Поскольку нашим индейцам капитан время от времени разрешал ненадолго покидать бригантину, с помощью Апуати я мог изредка беседовать с «большеухими». За время плавания девушка значительно окрепла в испанском, а так как язык омагуа во многом схож с наречием «детей ягуара», она была неплохой переводчицей. Благодаря Апуати я познакомился с легендами индейцев и узнал много любопытного об их жизни. Далекие от цивилизации, дикари, тем не менее, во многом могли быть для нас образцом, достойным подражания.

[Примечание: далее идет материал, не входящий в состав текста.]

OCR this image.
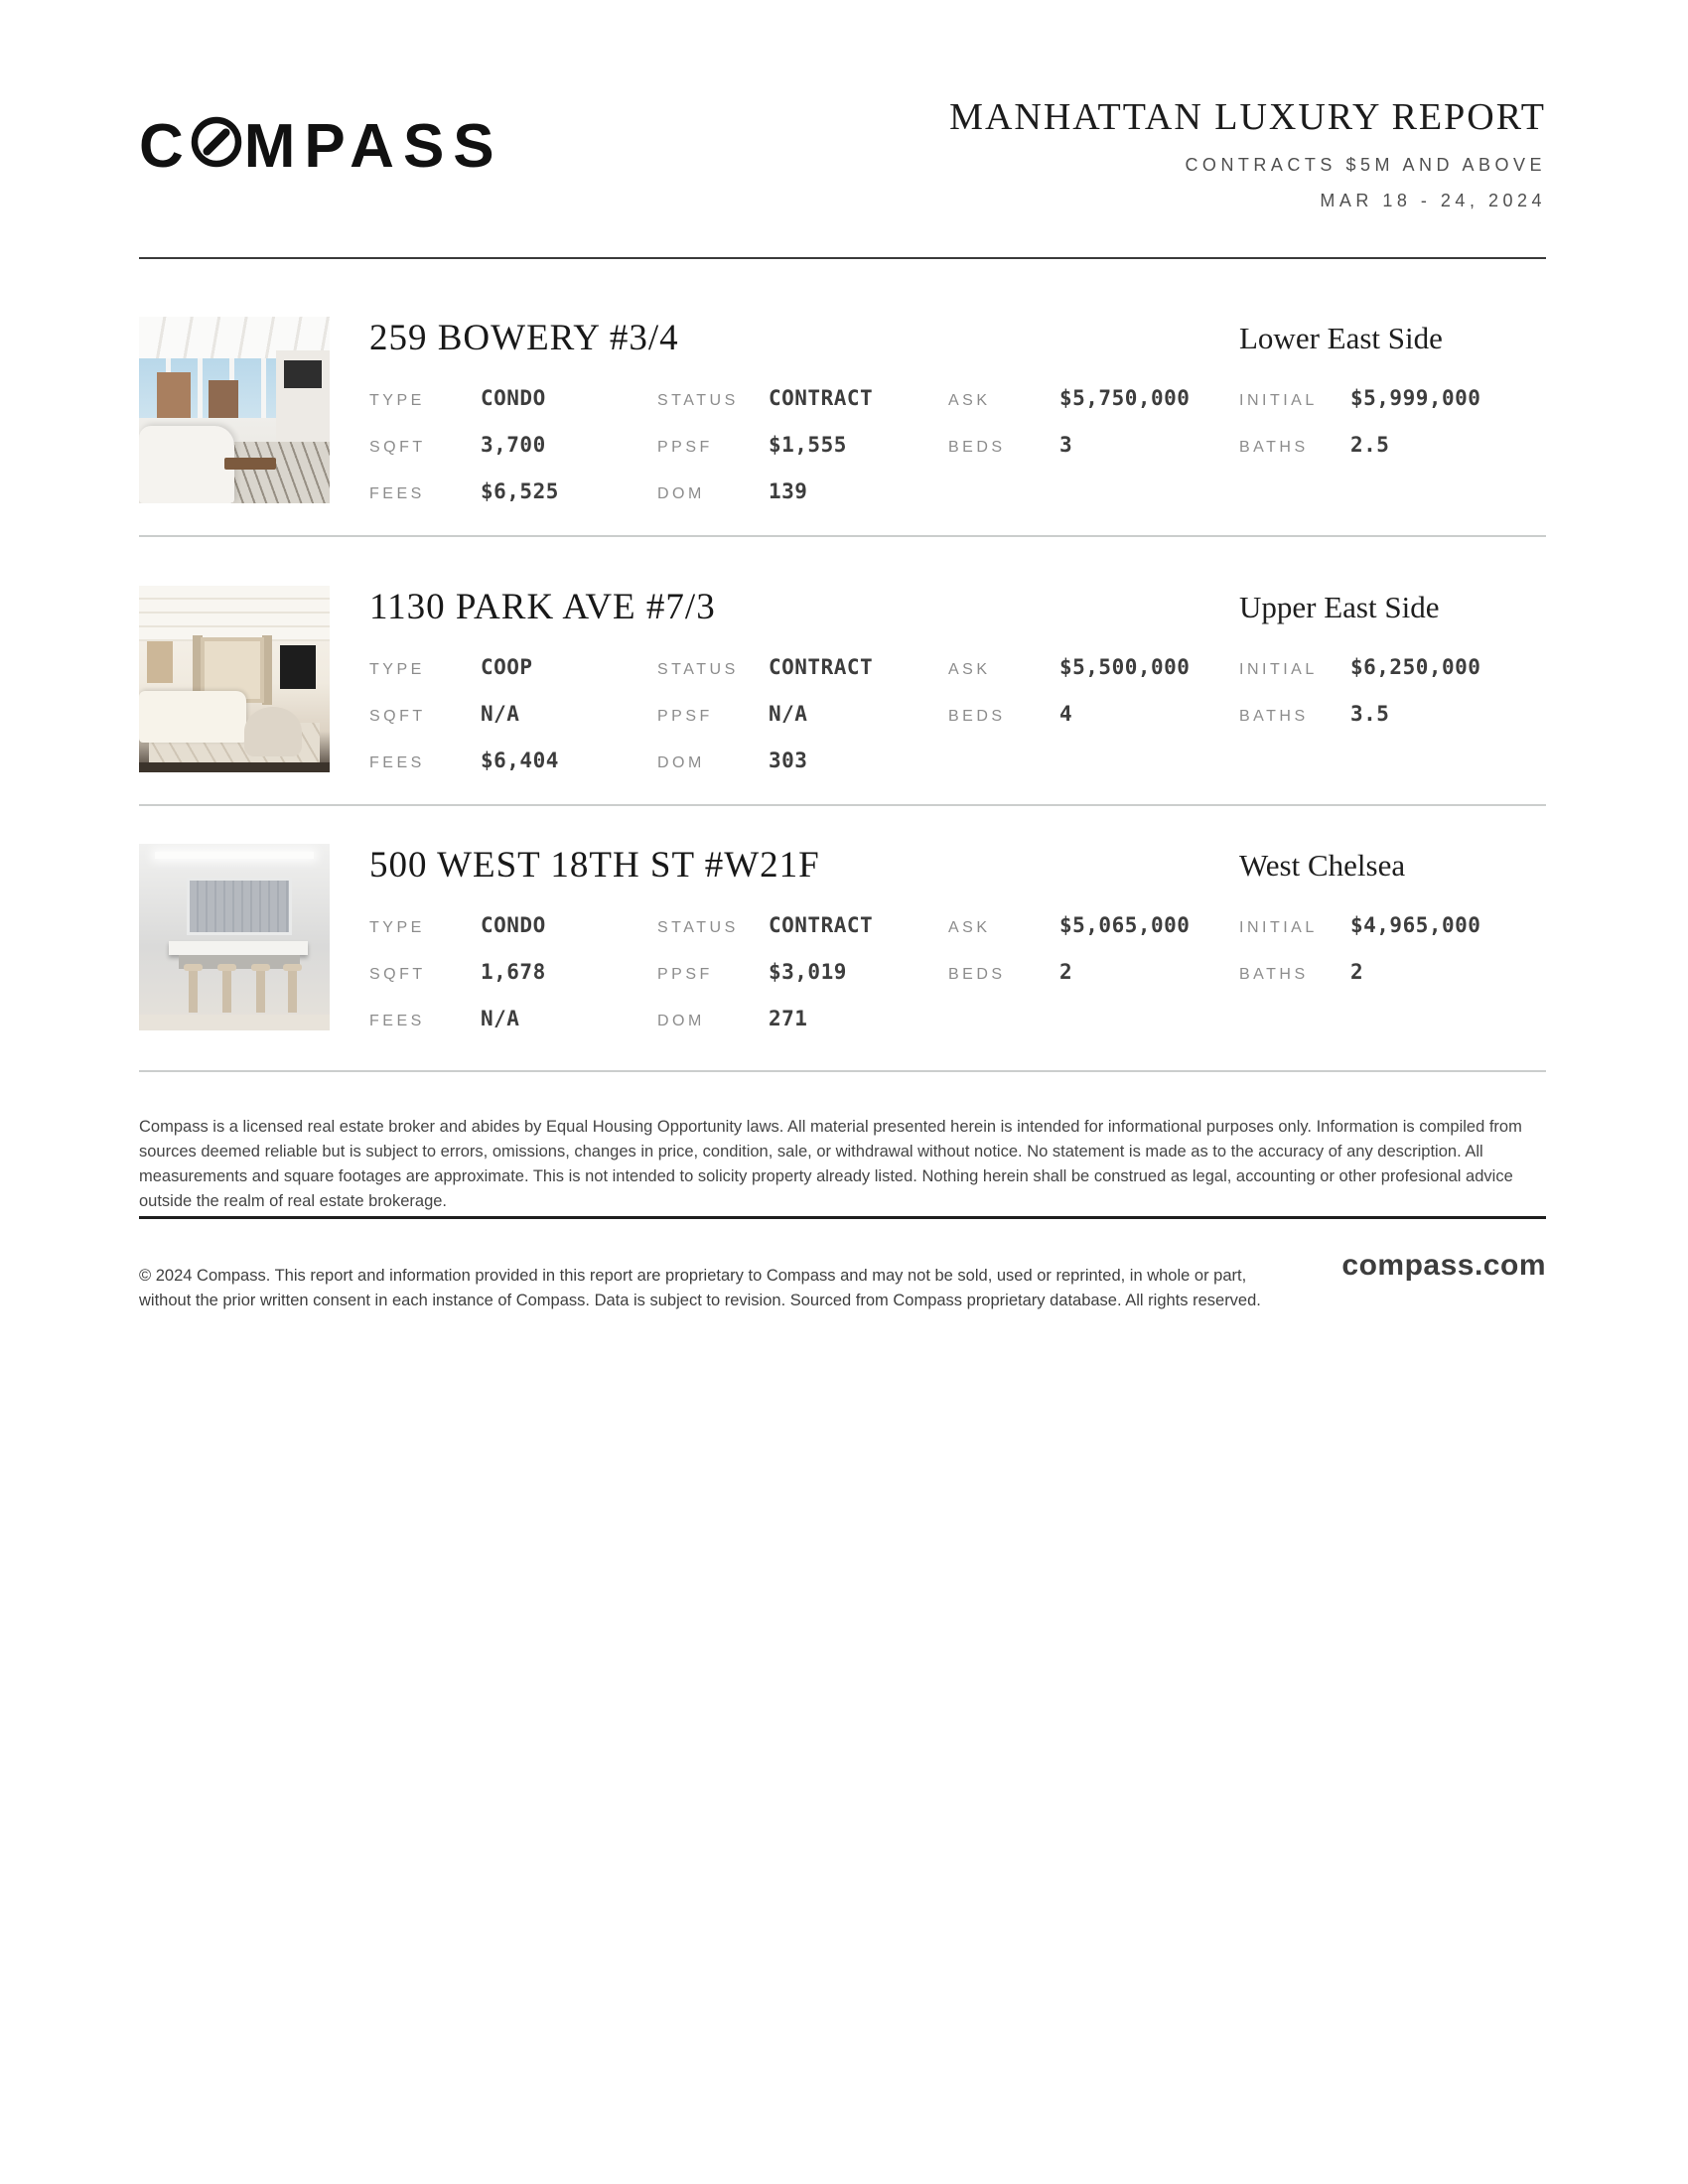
C MPASS	MANHATTAN LUXURY REPORT
CONTRACTS $5M AND ABOVE
MAR 18 - 24, 2024
259 BOWERY #3/4	Lower East Side
TYPE	CONDO	STATUS CONTRACT	ASK	$5,750,000	INITIAL $5,999,000
SQFT	3,700	PPSF	$1,555	BEDS	3	BATHS 2.5
FEES	$6,525	DOM	139
1130 PARK AVE #7/3	Upper East Side
TYPE	COOP	STATUS CONTRACT	ASK	$5,500,000	INITIAL $6,250,000
SQFT	N/A	PPSF	N/A	BEDS	4	BATHS 3.5
FEES	$6,404	DOM	303
500 WEST 18TH ST #W21F	West Chelsea
TYPE	CONDO	STATUS CONTRACT	ASK	$5,065,000	INITIAL $4,965,000
SQFT	1,678	PPSF	$3,019	BEDS	2	BATHS 2
FEES	N/A	DOM	271

Compass is a licensed real estate broker and abides by Equal Housing Opportunity laws. All material presented herein is intended for informational purposes only. Information is compiled from sources deemed reliable but is subject to errors, omissions, changes in price, condition, sale, or withdrawal without notice. No statement is made as to the accuracy of any description. All measurements and square footages are approximate. This is not intended to solicity property already listed. Nothing herein shall be construed as legal, accounting or other profesional advice outside the realm of real estate brokerage.

© 2024 Compass. This report and information provided in this report are proprietary to Compass and may not be sold, used or reprinted, in whole or part, without the prior written consent in each instance of Compass. Data is subject to revision. Sourced from Compass proprietary database. All rights reserved.

compass.com
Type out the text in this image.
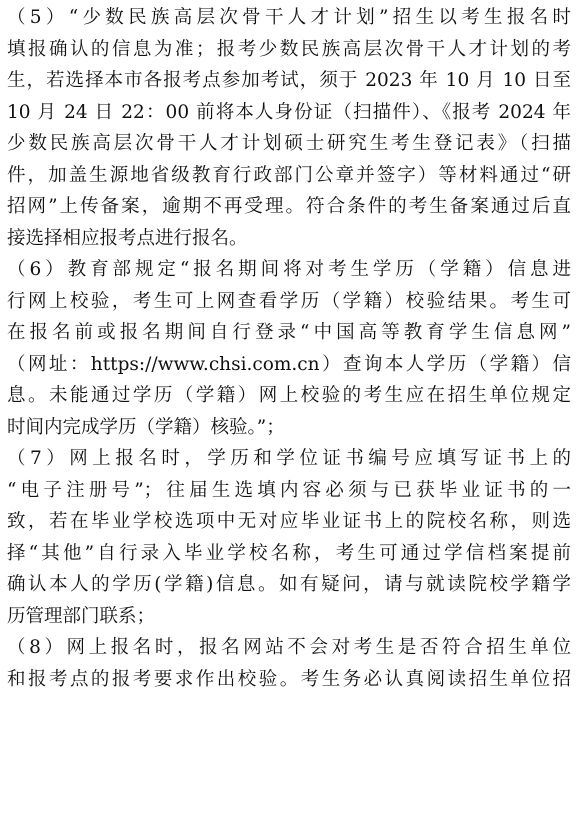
（5）“少数民族高层次骨干人才计划”招生以考生报名时
填报确认的信息为准；报考少数民族高层次骨干人才计划的考
生，若选择本市各报考点参加考试，须于 2023 年 10 月 10 日至
10 月 24 日 22：00 前将本人身份证（扫描件）、《报考 2024 年
少数民族高层次骨干人才计划硕士研究生考生登记表》（扫描
件，加盖生源地省级教育行政部门公章并签字）等材料通过“研
招网”上传备案，逾期不再受理。符合条件的考生备案通过后直
接选择相应报考点进行报名。
（6）教育部规定“报名期间将对考生学历（学籍）信息进
行网上校验，考生可上网查看学历（学籍）校验结果。考生可
在报名前或报名期间自行登录“中国高等教育学生信息网”
（网址：https://www.chsi.com.cn）查询本人学历（学籍）信
息。未能通过学历（学籍）网上校验的考生应在招生单位规定
时间内完成学历（学籍）核验。”；
（7）网上报名时，学历和学位证书编号应填写证书上的
“电子注册号”；往届生选填内容必须与已获毕业证书的一
致，若在毕业学校选项中无对应毕业证书上的院校名称，则选
择“其他”自行录入毕业学校名称，考生可通过学信档案提前
确认本人的学历(学籍)信息。如有疑问，请与就读院校学籍学
历管理部门联系；
（8）网上报名时，报名网站不会对考生是否符合招生单位
和报考点的报考要求作出校验。考生务必认真阅读招生单位招
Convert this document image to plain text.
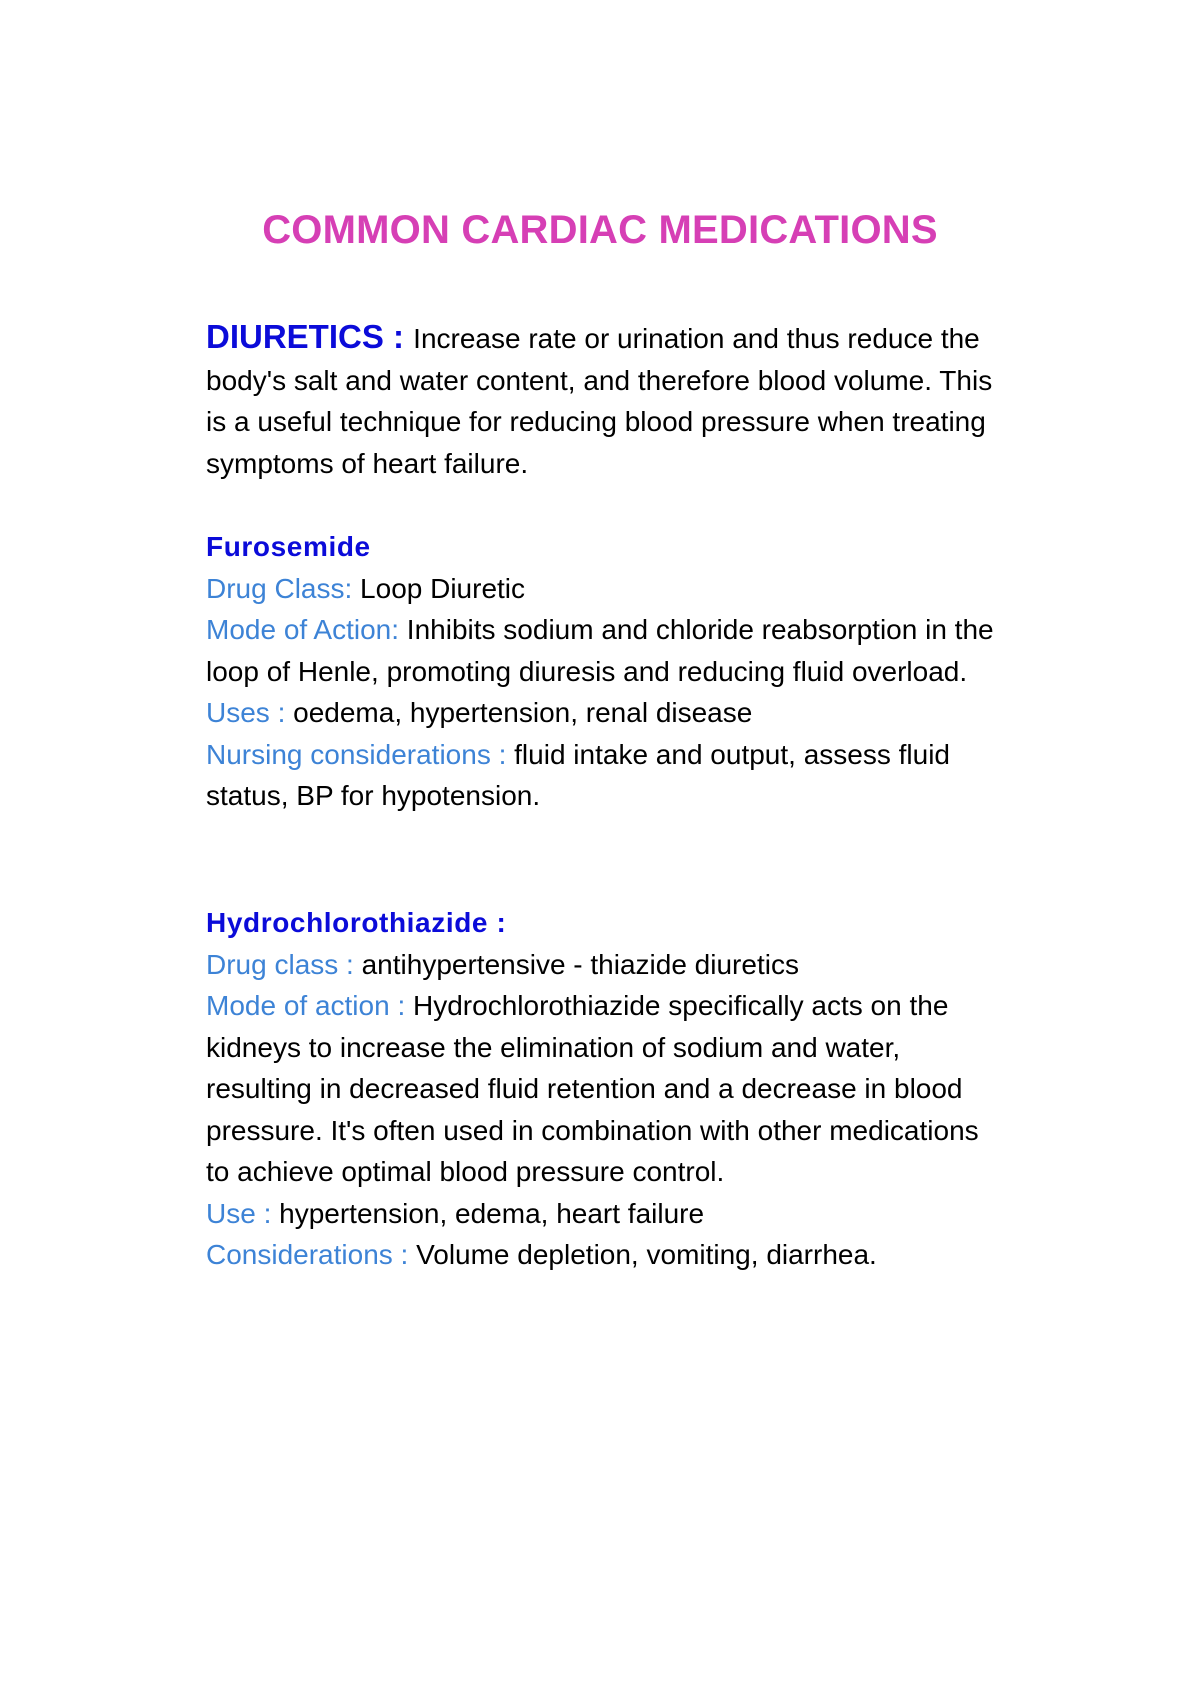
COMMON CARDIAC MEDICATIONS

DIURETICS : Increase rate or urination and thus reduce the body's salt and water content, and therefore blood volume. This is a useful technique for reducing blood pressure when treating symptoms of heart failure.

Furosemide

Drug Class: Loop Diuretic

Mode of Action: Inhibits sodium and chloride reabsorption in the loop of Henle, promoting diuresis and reducing fluid overload.

Uses : oedema, hypertension, renal disease

Nursing considerations : fluid intake and output, assess fluid status, BP for hypotension.

Hydrochlorothiazide :

Drug class : antihypertensive - thiazide diuretics

Mode of action : Hydrochlorothiazide specifically acts on the kidneys to increase the elimination of sodium and water, resulting in decreased fluid retention and a decrease in blood pressure. It's often used in combination with other medications to achieve optimal blood pressure control.

Use : hypertension, edema, heart failure

Considerations : Volume depletion, vomiting, diarrhea.
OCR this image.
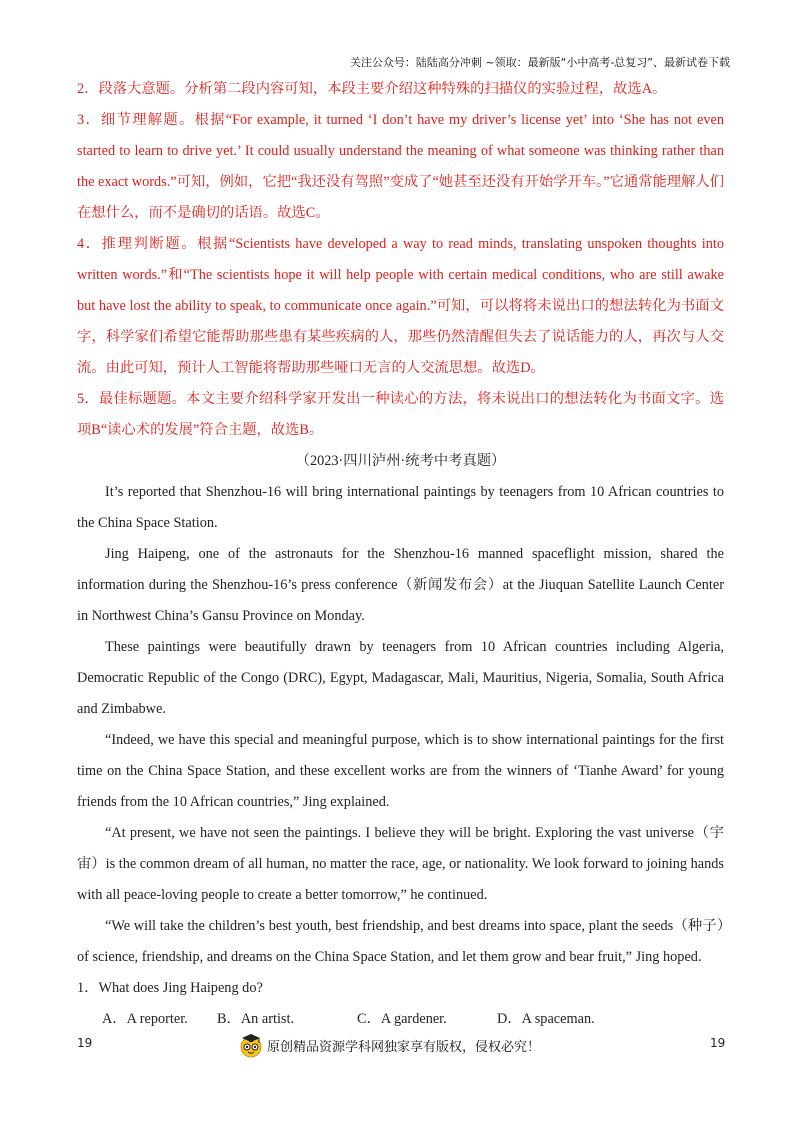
关注公众号：陆陆高分冲刺 ~领取：最新版“小中高考-总复习”、最新试卷下载

2．段落大意题。分析第二段内容可知，本段主要介绍这种特殊的扫描仪的实验过程，故选A。

3．细节理解题。根据“For example, it turned ‘I don’t have my driver’s license yet’ into ‘She has not even started to learn to drive yet.’ It could usually understand the meaning of what someone was thinking rather than the exact words.”可知，例如，它把“我还没有驾照”变成了“她甚至还没有开始学开车。”它通常能理解人们在想什么，而不是确切的话语。故选C。

4．推理判断题。根据“Scientists have developed a way to read minds, translating unspoken thoughts into written words.”和“The scientists hope it will help people with certain medical conditions, who are still awake but have lost the ability to speak, to communicate once again.”可知，可以将将未说出口的想法转化为书面文字，科学家们希望它能帮助那些患有某些疾病的人，那些仍然清醒但失去了说话能力的人，再次与人交流。由此可知，预计人工智能将帮助那些哑口无言的人交流思想。故选D。

5．最佳标题题。本文主要介绍科学家开发出一种读心的方法，将未说出口的想法转化为书面文字。选项B“读心术的发展”符合主题，故选B。

（2023·四川泸州·统考中考真题）

It’s reported that Shenzhou-16 will bring international paintings by teenagers from 10 African countries to the China Space Station.

Jing Haipeng, one of the astronauts for the Shenzhou-16 manned spaceflight mission, shared the information during the Shenzhou-16’s press conference（新闻发布会）at the Jiuquan Satellite Launch Center in Northwest China’s Gansu Province on Monday.

These paintings were beautifully drawn by teenagers from 10 African countries including Algeria, Democratic Republic of the Congo (DRC), Egypt, Madagascar, Mali, Mauritius, Nigeria, Somalia, South Africa and Zimbabwe.

“Indeed, we have this special and meaningful purpose, which is to show international paintings for the first time on the China Space Station, and these excellent works are from the winners of ‘Tianhe Award’ for young friends from the 10 African countries,” Jing explained.

“At present, we have not seen the paintings. I believe they will be bright. Exploring the vast universe（宇宙）is the common dream of all human, no matter the race, age, or nationality. We look forward to joining hands with all peace-loving people to create a better tomorrow,” he continued.

“We will take the children’s best youth, best friendship, and best dreams into space, plant the seeds（种子）of science, friendship, and dreams on the China Space Station, and let them grow and bear fruit,” Jing hoped.

1．What does Jing Haipeng do?

A．A reporter.	B．An artist.	C．A gardener.	D．A spaceman.
19	原创精品资源学科网独家享有版权，侵权必究！	19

Например, в отношении к женщинам. Жена для «большеухого» является лучшим и уважаемым другом, с нею он постоянно советуется, без нее не принимает ни одного важного решения. Особенно видную роль в семье она начинает играть после рождения детей, воспитание которых целиком ложится на ее плечи. А детьми «большеухие» очень дорожат. Однажды мне пришлось присутствовать при обряде наречения ребенка, и я понял, как серьезно относятся местные индейцы ко всему, что касается их маленьких соплеменников. Это была длинная и торжественная церемония, описывать ее я не стану, приведу лишь слова, какими она заканчивалась. Помазав шестимесячного младенца молоком, дед малыша произнес примерно такое:
Молоко нашей земли,
Чтоб малыш мог расти,
Чтобы мы могли видеть его растущим;
Ребенок был рожден
В род «детей ягуара».
«Детей ягуара»
Маленький ребенок.
Так происходит торжественное «усыновление» ребенка, которого к шести месяцам считают здесь «достаточно взрослым», чтобы понимать, что происходит. Малыш становится членом дружной семьи и, надо сказать, остается безгранично предан своему роду до глубокой старости.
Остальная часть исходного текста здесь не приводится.